HN – Quando me estava a perparar para esta entrevista deparei-me com a “via verde” para doentes oncológicos. O que é isto e como é que funciona hoje, que os serviços de saúde estão praticamente entupidos graças à Covid-19?
JM – A via verde dos doentes oncológicos deveria ser um processo da definição das regras do jogo e cumprimento de prazos da parte do ministério da saúde aos seus hospitais- imagino eu. E digo imagino eu porque uma coisa é a teoria e outra é a prática. Neste preciso momento, não sei que via está a funcionar. Não sei se será cinzenta, se será preta… Porque a nível nacional temos grandes constrangimentos ao nível do diagnóstico e estadiamento das neoplasias em geral. E a razão é muito simples: esse grande papão que é o Covid-19.
Neste preciso momento, na zona Norte, temos tempos de atraso de realização de PET scans que é totalmente inaceitável. Vai para cima de 30 dias. Nestas circunstâncias, se me permite, a via verde está muito descolorida. Acontece que outros valores se levantam neste momento, mas estes doentes não podem ser esquecidos.
A ideia, do ponto de vista teórico é termos uma forma de sinalizar os doentes para qe possam rapidamente ser observados por alguém da área da oncologia médica ou da pneumologia oncológica e fazer rapidamente os exames de estadiamento e diagnóstico e encaminhá-los rapidamente para a atividade cirúrgica.
Em termos da cirurgia, neste preciso momento, não existe lista de espera em praticamente nenhum centro em Portugal, porque o que está a acontecer é que temos um baixo aporte de pedidos de cirurgia. Ou as pessoas têm medo de ir aos hospitais ou o facto de os cuidados de saúde primários terem grandes dificuldades em avaliar os doentes não-covid, ou mesmo as próprias instituições hospitalares passam para segundo plano a avaliação destes doentes não-covid.
HN – Tocámos agora no tópico do Covid-19. De que forma é que estas duas patologias se relacionam? O covid-19 tem implicações nos doentes com cancro do pulmão?

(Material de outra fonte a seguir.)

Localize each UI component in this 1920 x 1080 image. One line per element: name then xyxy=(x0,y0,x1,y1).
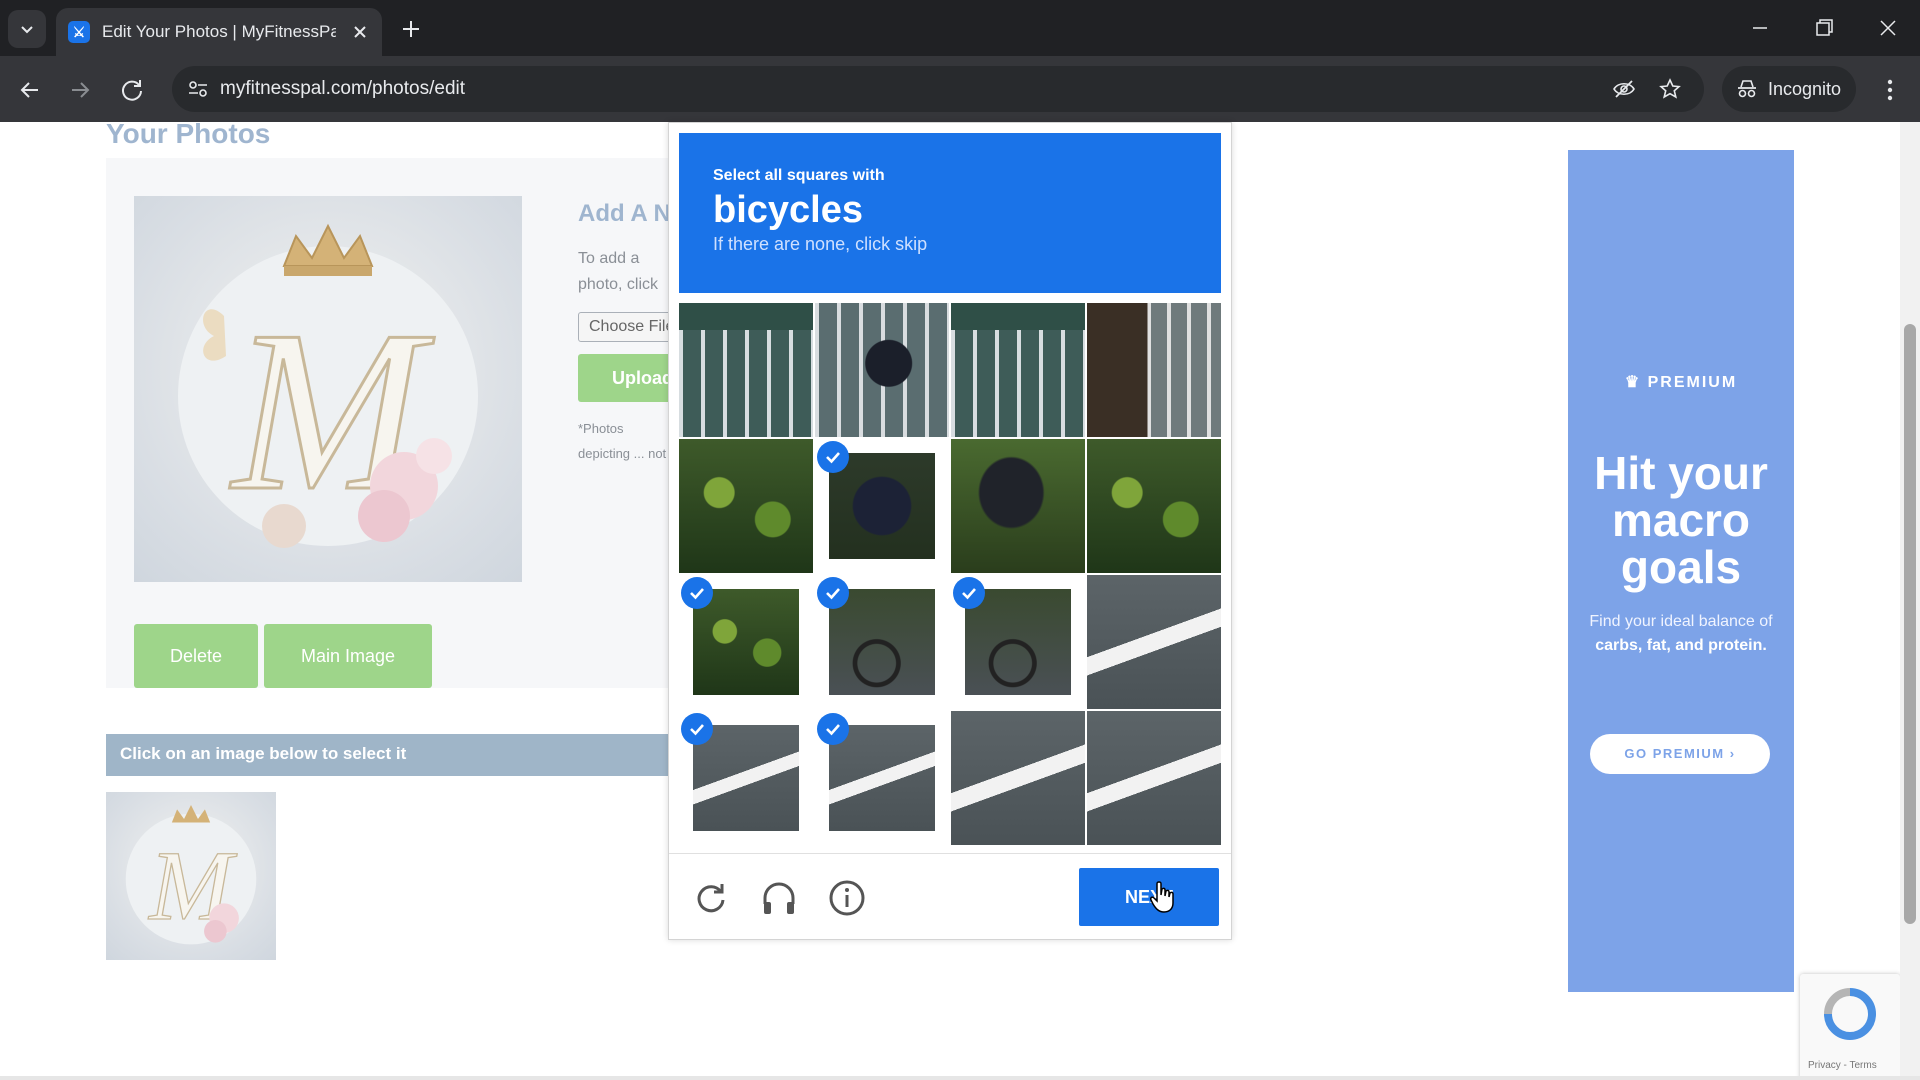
recaptcha-links[interactable]: Privacy - Terms xyxy=(1808,1060,1877,1071)
incognito-icon xyxy=(1738,80,1756,98)
captcha-tile[interactable] xyxy=(815,711,949,845)
checkmark-icon xyxy=(681,577,713,609)
horizontal-scroll-strip xyxy=(0,1076,1920,1080)
captcha-tile[interactable] xyxy=(679,575,813,709)
captcha-tile[interactable] xyxy=(679,439,813,573)
forward-arrow-icon[interactable] xyxy=(64,74,96,106)
captcha-tile[interactable] xyxy=(1087,575,1221,709)
captcha-tile[interactable] xyxy=(951,575,1085,709)
captcha-tile[interactable] xyxy=(1087,439,1221,573)
captcha-tile[interactable] xyxy=(1087,711,1221,845)
checkmark-icon xyxy=(817,577,849,609)
photo-thumbnail[interactable]: M xyxy=(106,792,276,960)
captcha-tile[interactable] xyxy=(951,303,1085,437)
monogram-crown-photo: M xyxy=(178,223,478,548)
captcha-tile[interactable] xyxy=(1087,303,1221,437)
recaptcha-badge[interactable]: Privacy - Terms xyxy=(1800,974,1900,1080)
captcha-tile[interactable] xyxy=(679,303,813,437)
minimize-window-icon[interactable] xyxy=(1742,12,1778,44)
captcha-tile-image xyxy=(951,439,1085,573)
captcha-tile[interactable] xyxy=(951,439,1085,573)
more-options-icon[interactable] xyxy=(1876,74,1904,106)
captcha-tile-image xyxy=(1087,303,1221,437)
checkmark-icon xyxy=(817,713,849,745)
captcha-instruction: Select all squares with xyxy=(713,167,885,184)
captcha-next-button[interactable]: NEXT xyxy=(1079,868,1219,926)
eye-slash-icon[interactable] xyxy=(1612,77,1636,101)
premium-ad-banner[interactable]: ♛ PREMIUM Hit your macro goals Find your… xyxy=(1568,150,1794,992)
captcha-tile-image xyxy=(829,589,935,695)
add-photo-heading: Add A New Photo xyxy=(578,200,668,227)
incognito-label: Incognito xyxy=(1768,78,1842,99)
chevron-right-icon: › xyxy=(1724,746,1736,761)
captcha-tile[interactable] xyxy=(815,303,949,437)
captcha-tile[interactable] xyxy=(815,439,949,573)
monogram-thumbnail-image: M xyxy=(125,805,257,945)
recaptcha-logo-icon xyxy=(1824,988,1876,1040)
main-photo[interactable]: M xyxy=(134,196,522,582)
captcha-tile[interactable] xyxy=(815,575,949,709)
reload-challenge-icon[interactable] xyxy=(691,878,731,918)
add-photo-instructions: To add a photo, click "Upload" xyxy=(578,250,659,293)
captcha-target-word: bicycles xyxy=(713,189,863,231)
captcha-tile-image xyxy=(1087,711,1221,845)
info-icon[interactable] xyxy=(827,878,867,918)
browser-tab-active[interactable]: ⚔ Edit Your Photos | MyFitnessPal.com xyxy=(56,8,382,56)
tab-title: Edit Your Photos | MyFitnessPal.com xyxy=(102,22,336,41)
captcha-tile-image xyxy=(815,303,949,437)
checkmark-icon xyxy=(817,441,849,473)
captcha-tile[interactable] xyxy=(951,711,1085,845)
captcha-tile-image xyxy=(951,711,1085,845)
checkmark-icon xyxy=(681,713,713,745)
page-title: Your Photos xyxy=(106,122,271,149)
ad-premium-label: ♛ PREMIUM xyxy=(1624,374,1738,391)
captcha-header: Select all squares with bicycles If ther… xyxy=(679,133,1221,293)
chevron-down-icon xyxy=(21,26,33,34)
myfitnesspal-favicon-icon: ⚔ xyxy=(68,21,90,43)
captcha-tile-image xyxy=(679,303,813,437)
restore-window-icon[interactable] xyxy=(1806,12,1842,44)
captcha-tile-image xyxy=(829,725,935,831)
photo-policy-note: *Photos depicting ... not allowed. xyxy=(578,421,667,461)
select-image-instruction-bar: Click on an image below to select it xyxy=(106,734,672,776)
site-info-icon[interactable] xyxy=(186,77,210,101)
hand-pointer-cursor-icon xyxy=(1150,881,1174,913)
captcha-tile-image xyxy=(693,589,799,695)
captcha-tile-image xyxy=(951,303,1085,437)
captcha-tile-image xyxy=(693,725,799,831)
ad-subtext: Find your ideal balance of carbs, fat, a… xyxy=(1589,613,1773,654)
new-tab-icon[interactable] xyxy=(396,14,426,44)
captcha-tile-image xyxy=(1087,575,1221,709)
browser-tab-bar: ⚔ Edit Your Photos | MyFitnessPal.com xyxy=(0,0,1920,56)
audio-challenge-headphones-icon[interactable] xyxy=(759,878,799,918)
page-scrollbar-thumb[interactable] xyxy=(1904,324,1916,924)
captcha-tile-image xyxy=(1087,439,1221,573)
back-arrow-icon[interactable] xyxy=(14,74,46,106)
url-text[interactable]: myfitnesspal.com/photos/edit xyxy=(220,78,465,100)
checkmark-icon xyxy=(953,577,985,609)
captcha-tile-image xyxy=(965,589,1071,695)
captcha-tile[interactable] xyxy=(679,711,813,845)
tab-search-button[interactable] xyxy=(8,10,46,48)
crown-icon: ♛ xyxy=(1624,374,1648,391)
bookmark-star-icon[interactable] xyxy=(1658,77,1682,101)
main-image-button[interactable]: Main Image xyxy=(264,624,432,688)
address-bar[interactable]: myfitnesspal.com/photos/edit xyxy=(172,66,1704,112)
captcha-footer: NEXT xyxy=(669,853,1231,939)
delete-button[interactable]: Delete xyxy=(134,624,258,688)
captcha-tile-image xyxy=(679,439,813,573)
captcha-hint: If there are none, click skip xyxy=(713,234,928,254)
captcha-tile-image xyxy=(829,453,935,559)
ad-headline: Hit your macro goals xyxy=(1594,447,1768,593)
incognito-indicator[interactable]: Incognito xyxy=(1722,66,1856,112)
captcha-image-grid xyxy=(679,303,1221,845)
reload-icon[interactable] xyxy=(116,74,148,106)
close-tab-icon[interactable] xyxy=(350,22,370,42)
close-window-icon[interactable] xyxy=(1870,12,1906,44)
captcha-challenge: Select all squares with bicycles If ther… xyxy=(668,122,1232,940)
go-premium-button[interactable]: GO PREMIUM › xyxy=(1590,734,1770,774)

JM – Claramente, no sentido em que atrasa o diagnóstico e na complexidade, porque o órgão preferencial do Covid-19 para atuar é precisamente o pulmão. E portanto, só este facto leva-nos o dobro ou triplo do tempo para realizar uma simples broncoscopia, quer em questão de desinfeção, quer em questão do próprio risco de manipulação dos doentes. É que os doentes têm que ter um teste de Covid negativo, se for positivo levantam-se outros problemas: neste preciso momento, por questões de guidelines, não operamos doentes com Covid. Pelo simples motivo que a taxa de mortalidade é inaceitável.
O pior que pode acontecer é associar as duas coisas.
HN – Este é o mês da sensibilização para o cancro do pulmão, e pergunto-lhe qual é a importância deste tipo de iniciativas?
JM – Estas iniciativas são fundamentais no sentido de dar informação à opinião pública. É que o cancro do pulmão é uma batalha muito difícil cuja vitória é difícil, onde imperam as boas práticas. Se vamos entrar numa guerra difícil, temos de melhorar as nossas probabilidades a favor, pela prevenção. Estas campanhas são mais um peso para a opinião pública, nomeadamente na prevenção do consumo do tabaco.
Não deixa de ser curioso que, nos últimos anos, o que temos vindo a assistir é uma diminuição da incidência nos homens e um aumento nas mulheres. Porque os homens estão a deixar de fumar, ao contrário das senhoras que estão a começar. E portanto, isto é uma consequência que se vê ao fim de 15/20 anos.
O tabaco é o inimigo número um do cancro do pulmão, e a melhor forma de ganharmos esta batalha é precisamente termos estas campanhas para sensibilizarmos a população a que não fume.